Biostatistics Epidemiology Research Design Core, Center for Clinical and Translational Sciences, The University of Texas Health Science Center at Houston, Houston, TX 77030, USA.
BMC Genomics. 2011 Dec 23;12 Suppl 5(Suppl 5):S7. doi: 10.1186/1471-2164-12-S5-S7.
In microarray experiments with small sample sizes, it is a challenge to estimate p-values accurately and decide cutoff p-values for gene selection appropriately. Although permutation-based methods have proved to have greater sensitivity and specificity than the regular t-test, their p-values are highly discrete due to the limited number of permutations available in very small sample sizes. Furthermore, estimated permutation-based p-values for true nulls are highly correlated and not uniformly distributed between zero and one, making it difficult to use current false discovery rate (FDR)-controlling methods.

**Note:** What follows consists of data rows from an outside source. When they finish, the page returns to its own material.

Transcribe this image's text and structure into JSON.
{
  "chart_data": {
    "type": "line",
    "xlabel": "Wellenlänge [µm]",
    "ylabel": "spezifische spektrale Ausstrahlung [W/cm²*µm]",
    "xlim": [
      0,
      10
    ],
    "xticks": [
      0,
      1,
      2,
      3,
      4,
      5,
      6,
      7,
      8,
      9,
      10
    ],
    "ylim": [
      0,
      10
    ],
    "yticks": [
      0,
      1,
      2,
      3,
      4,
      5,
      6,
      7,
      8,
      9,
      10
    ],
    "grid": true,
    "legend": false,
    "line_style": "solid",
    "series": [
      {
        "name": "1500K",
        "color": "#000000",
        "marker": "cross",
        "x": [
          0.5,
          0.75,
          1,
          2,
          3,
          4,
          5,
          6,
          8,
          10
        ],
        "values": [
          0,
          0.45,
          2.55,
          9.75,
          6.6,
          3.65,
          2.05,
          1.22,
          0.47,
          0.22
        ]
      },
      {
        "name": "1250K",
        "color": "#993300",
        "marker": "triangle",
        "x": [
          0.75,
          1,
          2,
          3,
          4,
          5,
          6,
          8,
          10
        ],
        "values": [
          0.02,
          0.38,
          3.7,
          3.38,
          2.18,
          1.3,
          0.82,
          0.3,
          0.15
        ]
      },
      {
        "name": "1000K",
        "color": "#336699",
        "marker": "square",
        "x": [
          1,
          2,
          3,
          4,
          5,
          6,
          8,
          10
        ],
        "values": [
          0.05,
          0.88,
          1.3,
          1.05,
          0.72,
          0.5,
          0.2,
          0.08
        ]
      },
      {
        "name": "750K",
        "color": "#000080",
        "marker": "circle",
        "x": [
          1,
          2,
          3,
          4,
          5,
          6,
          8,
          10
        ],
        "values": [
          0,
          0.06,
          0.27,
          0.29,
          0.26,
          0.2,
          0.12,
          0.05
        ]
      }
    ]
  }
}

We propose a model-based information sharing method (MBIS) that, after an appropriate data transformation, utilizes information shared among genes. We use a normal distribution to model the mean differences of true nulls across two experimental conditions. The parameters of the model are then estimated using all data in hand. Based on this model, p-values, which are uniformly distributed from true nulls, are calculated. Then, since FDR-controlling methods are generally not well suited to microarray data with very small sample sizes, we select genes for a given cutoff p-value and then estimate the false discovery rate.

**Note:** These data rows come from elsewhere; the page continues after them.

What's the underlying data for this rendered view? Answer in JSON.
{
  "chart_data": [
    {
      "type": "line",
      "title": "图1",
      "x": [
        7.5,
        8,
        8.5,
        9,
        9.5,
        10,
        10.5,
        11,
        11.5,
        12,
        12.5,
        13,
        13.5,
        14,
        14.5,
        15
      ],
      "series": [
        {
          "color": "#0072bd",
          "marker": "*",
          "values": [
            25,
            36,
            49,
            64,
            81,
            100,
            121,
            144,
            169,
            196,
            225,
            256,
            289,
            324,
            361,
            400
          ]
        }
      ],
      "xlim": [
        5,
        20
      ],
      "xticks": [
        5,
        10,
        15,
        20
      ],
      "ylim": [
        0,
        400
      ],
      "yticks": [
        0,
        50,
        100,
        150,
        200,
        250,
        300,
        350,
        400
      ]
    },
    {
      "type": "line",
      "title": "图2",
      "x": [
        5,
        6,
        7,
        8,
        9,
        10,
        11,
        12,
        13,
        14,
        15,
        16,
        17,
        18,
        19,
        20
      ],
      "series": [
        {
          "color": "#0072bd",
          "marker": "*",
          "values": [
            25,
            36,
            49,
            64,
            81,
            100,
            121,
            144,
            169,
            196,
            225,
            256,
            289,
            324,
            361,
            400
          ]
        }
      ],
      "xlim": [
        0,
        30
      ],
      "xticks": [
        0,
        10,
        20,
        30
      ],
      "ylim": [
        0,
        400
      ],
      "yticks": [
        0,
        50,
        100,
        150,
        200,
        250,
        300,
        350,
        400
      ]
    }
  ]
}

Simulation studies and analysis using real microarray data show that the proposed method, MBIS, is more powerful and reliable than current methods. It has wide application to a variety of situations.
在小样本量的微阵列实验中,准确估计 p 值并适当地为基因选择确定截止 p 值是一个挑战。虽然基于置换的方法已被证明比常规 t 检验具有更高的灵敏度和特异性,但由于在非常小的样本量中可用的置换数量有限,它们的 p 值高度离散。此外,对于真实零假设的估计置换 p 值高度相关,并且在零和一之间不是均匀分布的,使得难以使用当前的错误发现率(FDR)控制方法。
我们提出了一种基于模型的信息共享方法(MBIS),该方法在进行适当的数据转换后,利用基因之间共享的信息。我们使用正态分布来对两个实验条件下真实零假设的平均差异进行建模。然后使用手头的所有数据来估计模型的参数。基于该模型,计算均匀分布于真实零假设的 p 值。然后,由于 FDR 控制方法通常不适用于具有非常小样本量的微阵列数据,因此我们为给定的截止 p 值选择基因,然后估计假发现率。
使用真实微阵列数据的模拟研究和分析表明,所提出的方法 MBIS 比当前方法更强大和可靠。它广泛适用于各种情况。